Mereka pun mematikan telepon bersamaan, lalu melanjutkan aktifitas masing-masing.
"Ada apa, Om?" tanya Reza.
"Tantemu, buat salah sama Syifa. Dia masakin Seafood, dan ternyata Syifa alergi. Hasilnya, dia bentol-bentol kegatelan badannya."
"Bagas gimana?" tanya Reza.
"Ya, cemaslah. Gimana? Namanya juga istri, meski ngga tahu cemasnya karena apa. Karena memang sayang, atau masih sebatas rasa perduli yang tinggi." jawab Papa erland..
Reza hanya tersenyum mendengar jawaban itu. Dan Ia terbayang wajah Syifa yang penuh bentol dan kemetahan saat ini.
"Ihiiii... Pasti menggemaskan." ucapnya.
***
Tubuhnya mulai mendingan, gatal pun sudah berangsur hilang. Meski kemerahan masih memenuhi wajah, leher dan tangannya. Syifa pun bangun dari tidur, lalu memeriksa kondisi Bagas yang sedang terpejam.
"Mas, tidur?" tanya Syifa, namun tak ada jawaban dari Bagas.
Syifa pun meraih tangan Bagas, dan mulai memberi rangsangan dengan menggelitik telapak tangannya.

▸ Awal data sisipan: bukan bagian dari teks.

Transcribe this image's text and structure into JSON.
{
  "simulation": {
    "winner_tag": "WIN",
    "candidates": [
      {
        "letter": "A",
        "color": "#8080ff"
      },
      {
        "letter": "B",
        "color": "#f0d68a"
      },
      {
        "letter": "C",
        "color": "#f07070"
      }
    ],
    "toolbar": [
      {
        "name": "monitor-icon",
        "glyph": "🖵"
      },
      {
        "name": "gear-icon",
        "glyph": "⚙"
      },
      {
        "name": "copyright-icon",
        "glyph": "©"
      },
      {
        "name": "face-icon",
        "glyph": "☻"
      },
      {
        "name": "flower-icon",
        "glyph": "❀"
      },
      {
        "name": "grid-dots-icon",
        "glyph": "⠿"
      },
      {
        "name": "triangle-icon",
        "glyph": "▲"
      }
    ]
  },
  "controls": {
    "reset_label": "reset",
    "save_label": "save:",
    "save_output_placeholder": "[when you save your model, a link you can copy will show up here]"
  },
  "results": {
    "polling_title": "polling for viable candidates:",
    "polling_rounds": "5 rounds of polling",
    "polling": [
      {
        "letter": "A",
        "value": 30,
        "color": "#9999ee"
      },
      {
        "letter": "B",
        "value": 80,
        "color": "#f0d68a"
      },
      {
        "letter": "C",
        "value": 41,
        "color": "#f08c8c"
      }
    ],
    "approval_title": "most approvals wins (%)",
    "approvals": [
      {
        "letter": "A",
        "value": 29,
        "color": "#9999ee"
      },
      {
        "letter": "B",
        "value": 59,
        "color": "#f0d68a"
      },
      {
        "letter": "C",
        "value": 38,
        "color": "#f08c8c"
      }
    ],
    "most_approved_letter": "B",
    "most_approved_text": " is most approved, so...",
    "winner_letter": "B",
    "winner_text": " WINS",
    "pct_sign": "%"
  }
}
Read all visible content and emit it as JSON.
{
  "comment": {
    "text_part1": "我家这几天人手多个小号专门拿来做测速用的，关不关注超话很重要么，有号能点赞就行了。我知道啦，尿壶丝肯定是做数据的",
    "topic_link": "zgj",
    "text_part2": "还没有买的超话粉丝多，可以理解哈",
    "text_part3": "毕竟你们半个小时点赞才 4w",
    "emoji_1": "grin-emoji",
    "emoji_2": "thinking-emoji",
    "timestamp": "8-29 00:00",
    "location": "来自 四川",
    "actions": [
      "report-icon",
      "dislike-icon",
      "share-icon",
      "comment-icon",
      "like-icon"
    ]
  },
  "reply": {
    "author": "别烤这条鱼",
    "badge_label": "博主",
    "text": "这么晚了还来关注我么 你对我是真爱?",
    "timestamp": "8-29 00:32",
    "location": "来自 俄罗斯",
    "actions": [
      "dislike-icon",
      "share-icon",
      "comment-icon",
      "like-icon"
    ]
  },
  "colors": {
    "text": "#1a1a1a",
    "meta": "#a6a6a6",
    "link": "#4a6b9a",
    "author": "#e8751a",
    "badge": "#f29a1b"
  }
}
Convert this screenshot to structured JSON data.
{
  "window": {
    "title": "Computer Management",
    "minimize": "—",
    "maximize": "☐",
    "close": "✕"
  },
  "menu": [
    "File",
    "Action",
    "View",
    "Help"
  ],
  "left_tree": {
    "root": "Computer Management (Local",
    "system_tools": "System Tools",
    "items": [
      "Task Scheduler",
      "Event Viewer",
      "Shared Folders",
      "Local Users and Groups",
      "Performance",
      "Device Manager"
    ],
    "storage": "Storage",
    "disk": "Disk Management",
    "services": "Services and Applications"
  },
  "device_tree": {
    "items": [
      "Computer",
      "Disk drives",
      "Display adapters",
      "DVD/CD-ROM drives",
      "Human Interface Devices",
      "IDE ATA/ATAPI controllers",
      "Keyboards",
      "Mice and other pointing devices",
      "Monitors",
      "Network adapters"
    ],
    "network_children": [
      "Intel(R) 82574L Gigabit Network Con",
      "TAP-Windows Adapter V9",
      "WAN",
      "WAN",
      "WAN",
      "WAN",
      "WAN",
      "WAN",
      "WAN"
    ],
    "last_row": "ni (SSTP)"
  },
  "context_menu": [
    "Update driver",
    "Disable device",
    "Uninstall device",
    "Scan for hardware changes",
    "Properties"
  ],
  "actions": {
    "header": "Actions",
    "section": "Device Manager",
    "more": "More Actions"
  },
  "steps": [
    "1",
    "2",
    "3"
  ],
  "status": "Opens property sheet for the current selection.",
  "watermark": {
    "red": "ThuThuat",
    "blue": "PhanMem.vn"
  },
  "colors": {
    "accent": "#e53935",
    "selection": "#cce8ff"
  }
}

Itu diperlukan untuk mengetes refleks tubuh Bagas terhadap sesuatu.
Dan benar saja, Bagas terkejut dan refleks menggenggam tangan Syifa. Syifa yang tak kalah kagetnya, terpeleset dan jatuh tepat diatas Bagas.
"Aaaakkkhhhh!" pekik Bagas yang kesakitan.
"Maaf, Mas... Aku kaget." ucap Syifa yang berusaha berdiri lagi. Tapi, Bagas menahannya.
"Disini saja... Jangan kemana-mana."
"Aku berat."
"Tak seberat badanku, yang kamu angkat setiap hari." jawab Bagas, dengan senyum manis, tanpa membuka matanya.